HERMES PACIFIC INVESTMENTS PLC

(AIM: HPAC)


Directorate Changes

 

Hermes Pacific Investments Plc ("HPAC" or "the Company") announces that Alfredo Villa and Matthew Wood have both resigned as non-executive directors with immediate effect.  The Company would like to thank them both for their contributions and wishes them well in their future endeavours.

 

Contacts


Hermes Pacific Investments Plc


Haresh Kanabar, Non-Executive Chairman

Tel:  +44 (0)  207 290 3340



WH Ireland Limited (Nominated Adviser & Broker)


Marc Davies/ Mike Coe

Tel: +44 (0) 117 945 3470

 

Note to Editors:

 

The Company's investment policy was approved by shareholders at a general meeting of the Company held on 20 August 2012.   The proposed investments to be made by the Company may be either quoted or unquoted; made by direct acquisition of an equity interest; may be in companies, partnerships, joint ventures; or direct interests in projects in South East Asia including, but not limited to, investments in the financial sector. The Company's equity interest in a proposed investment may range from a minority position to 100 per cent. ownership.

 

The Company will identify and assess potential investment targets and where it believes   further investigation is required and subject to assessment of potential risk, intends to appoint appropriately qualified advisers to assist.

 

The Company proposes to carry out a project review process in which all material aspects of any potential investment will be subject to due diligence, as considered appropriate by the Board. It is likely that the Company's financial resources will be invested in a small number of projects  or  potentially in just one investment which may be deemed to be a reverse takeover under the AIM Rules.

 

Where this is the case, it is intended to mitigate risk by undertaking an appropriate due diligence process.

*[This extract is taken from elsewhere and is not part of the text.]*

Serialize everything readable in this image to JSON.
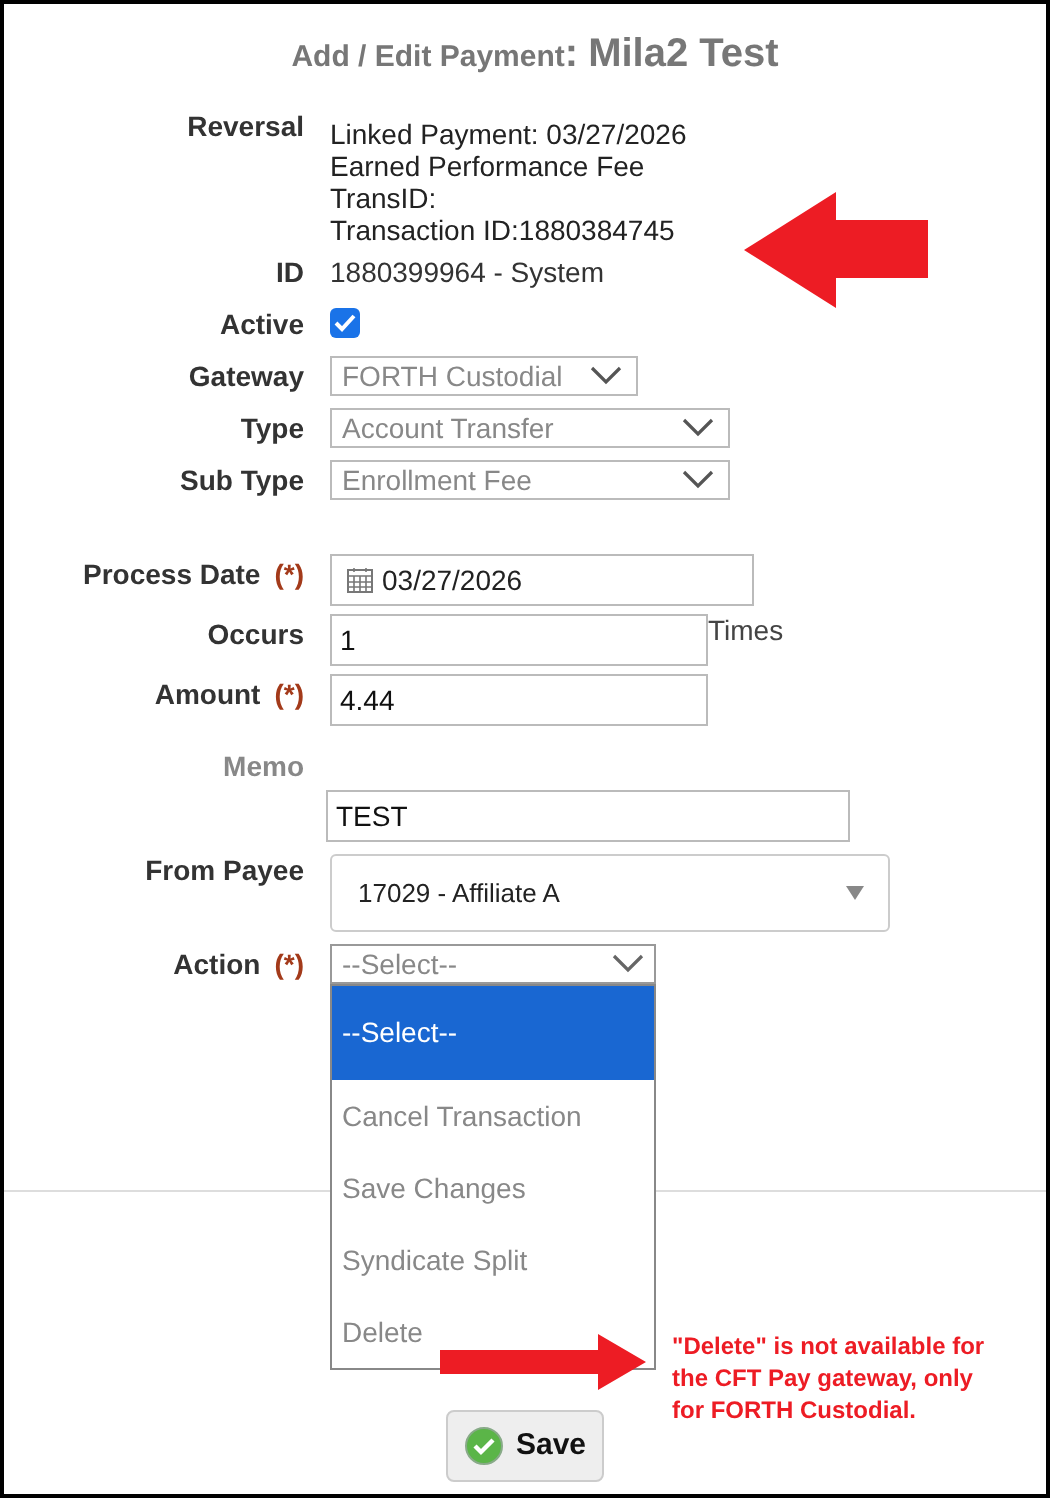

Any transaction constituting a reverse takeover under the AIM Rules will require Shareholder approval. The possibility of building a broader portfolio of investment assets has not, however, been excluded.

 

The Company intends to deliver shareholder returns principally through capital growth rather than capital distribution via dividends. Given the nature of the Company's Investment Policy, the Company does not intend to make regular periodic disclosures or calculations of net asset value.